Case ID: ga-app_90/html/0717-02.html
Source: Caselaw Access Project
Author: {"author": "Townsend, J.", "license": "Public Domain", "url": "https://static.case.law/"}
Date Created: 2024-08-24T03:29:51.129683

35324.
    GEORGE v. DAVISON-PAXON COMPANY.
    Decided October 1, 1954.
    
      
      J. C. Bowden, for plaintiff in error.
    
      Emory Schwall, Houston White, David A. Hewett, contra.
   Townsend, J.

The

defense attempted to be interposed against the levy was to the effect that the defendant E. C. George is the owner of the property levied upon, and that the same constitutes a part of the property set apart to him on April 13, 1954, by order of the Ordinary of Fulton County as homestead property exempt from levy and sale.
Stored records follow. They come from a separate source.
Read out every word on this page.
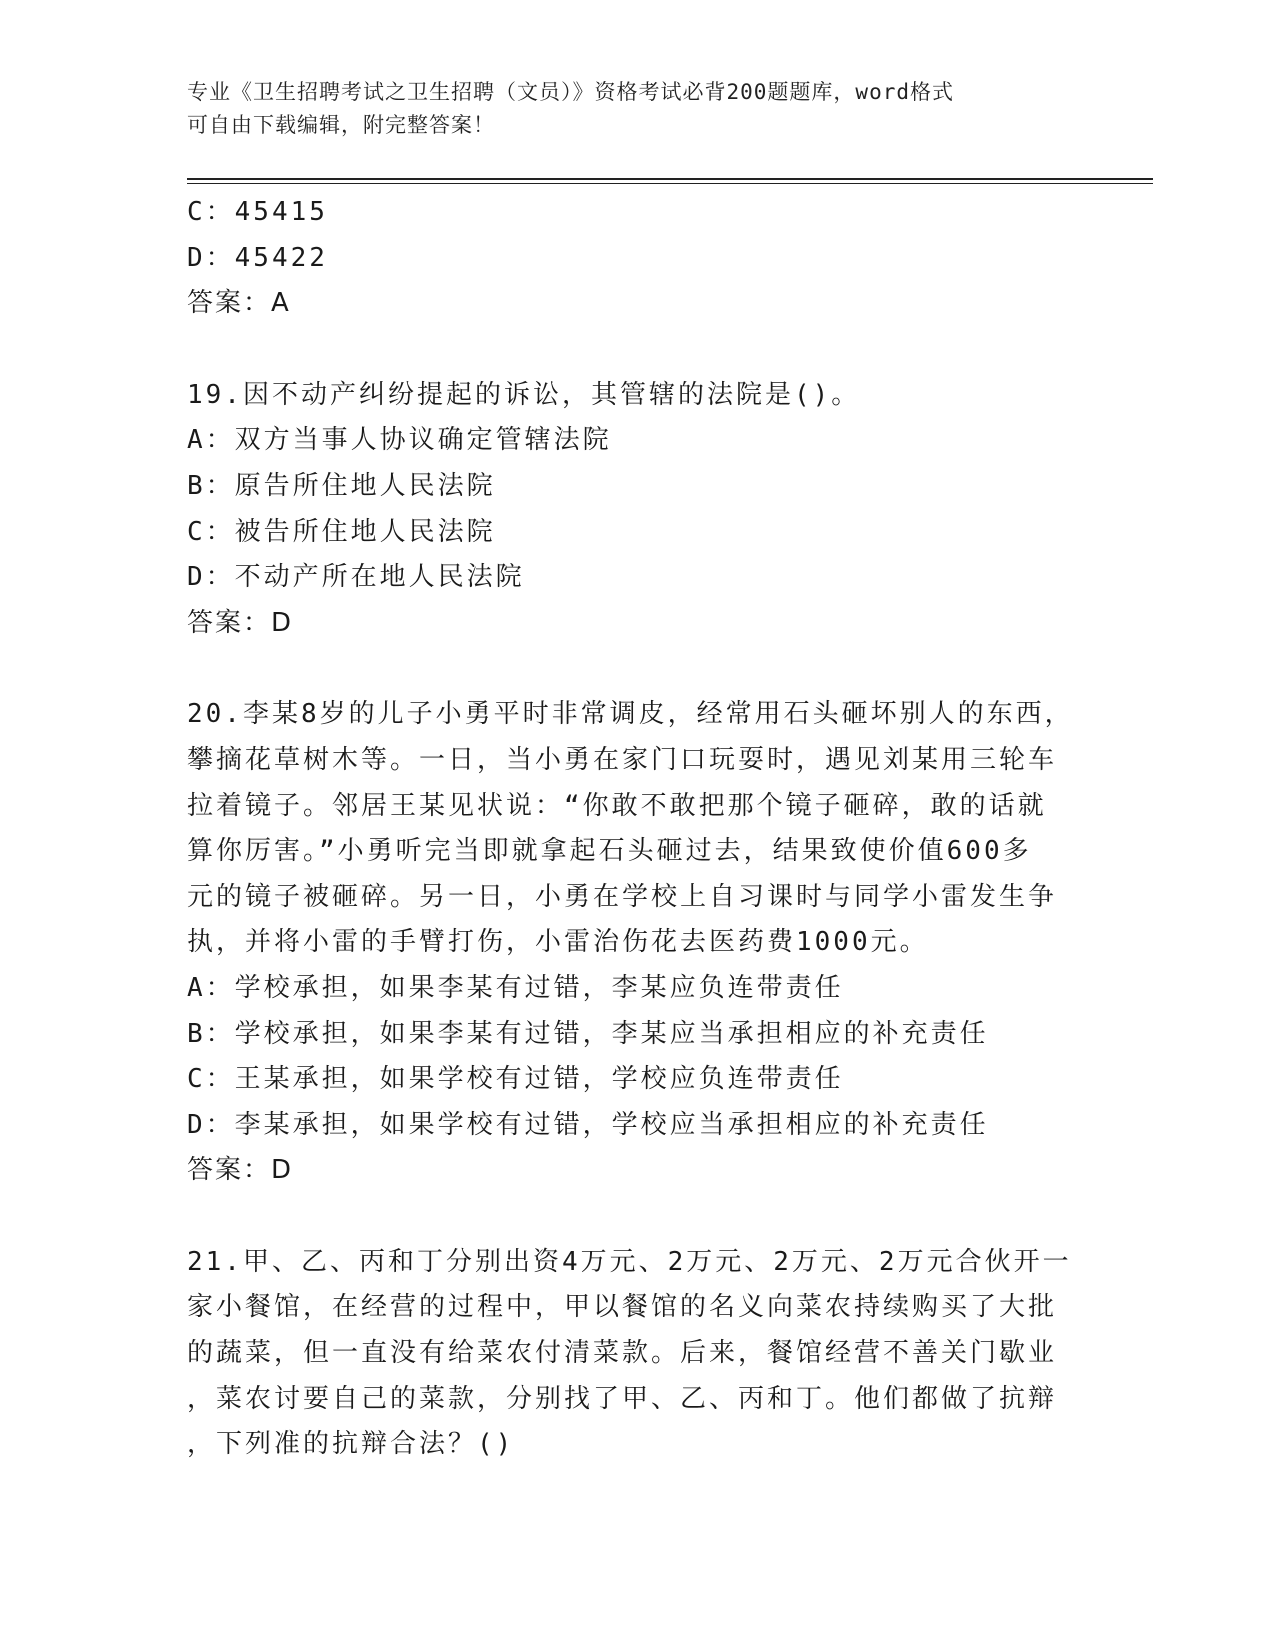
专业《卫生招聘考试之卫生招聘（文员）》资格考试必背200题题库，word格式
可自由下载编辑，附完整答案！
C：45415
D：45422
答案：A
19.因不动产纠纷提起的诉讼，其管辖的法院是()。
A：双方当事人协议确定管辖法院
B：原告所住地人民法院
C：被告所住地人民法院
D：不动产所在地人民法院
答案：D
20.李某8岁的儿子小勇平时非常调皮，经常用石头砸坏别人的东西，
攀摘花草树木等。一日，当小勇在家门口玩耍时，遇见刘某用三轮车
拉着镜子。邻居王某见状说：“你敢不敢把那个镜子砸碎，敢的话就
算你厉害。”小勇听完当即就拿起石头砸过去，结果致使价值600多
元的镜子被砸碎。另一日，小勇在学校上自习课时与同学小雷发生争
执，并将小雷的手臂打伤，小雷治伤花去医药费1000元。
A：学校承担，如果李某有过错，李某应负连带责任
B：学校承担，如果李某有过错，李某应当承担相应的补充责任
C：王某承担，如果学校有过错，学校应负连带责任
D：李某承担，如果学校有过错，学校应当承担相应的补充责任
答案：D
21.甲、乙、丙和丁分别出资4万元、2万元、2万元、2万元合伙开一
家小餐馆，在经营的过程中，甲以餐馆的名义向菜农持续购买了大批
的蔬菜，但一直没有给菜农付清菜款。后来，餐馆经营不善关门歇业
，菜农讨要自己的菜款，分别找了甲、乙、丙和丁。他们都做了抗辩
，下列准的抗辩合法？()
The oral motion to strike was on the ground that such pleading amounted to a claim by the defendant E. C. George, and that it was ineffective as such in that no claim bond was filed in support thereof. Code § 39-802 makes mandatory the giving of a bond made payable to the plaintiff in execution in at least double the amount of the value of the property levied upon, conditioned to pay all damages which the plaintiff may sustain if the jury finds that the claim was made for purposes of delay only. Code § 39-807 provides that a pauper’s affidavit may be given where the claimant shall be unable to give the bond and security required. If neither the damage bond provided by Code § 39-802 nor the pauper’s affidavit provided by § 39-807 is filed, a motion to dismiss the claim should be sustained. Hand v. F. W. Hall Mdse. Co., 91 Ga. 130 (2) (16 S. E. 644). The proper interposition of a claim would, of course, have been a correct method of contesting the levy and sale on the ground the property had been previously homesteaded. Brantley v. Stephens, 77 Ga. 467; Crowley & Co. v. Freeman, 9 Ga. App. 1 (1) (70 S. E. 349). The defendant has cited no rule of law—and we know of none—• under which he would be entitled to stay a levy upon property levied upon as belonging to his wife, by virtue of a judgment against her, on the ground that the property was owned and had been homesteaded by him, in a proceeding at law where he does not comply with the statutory requirements.

Accordingly, the Appellate Division of the Civil Court of Fulton County did not err in dismissing the defensive pleading on motion of the plaintiff in execution.

Judgment affirmed.

Gardner, P. J., and Carlisle, J., concur.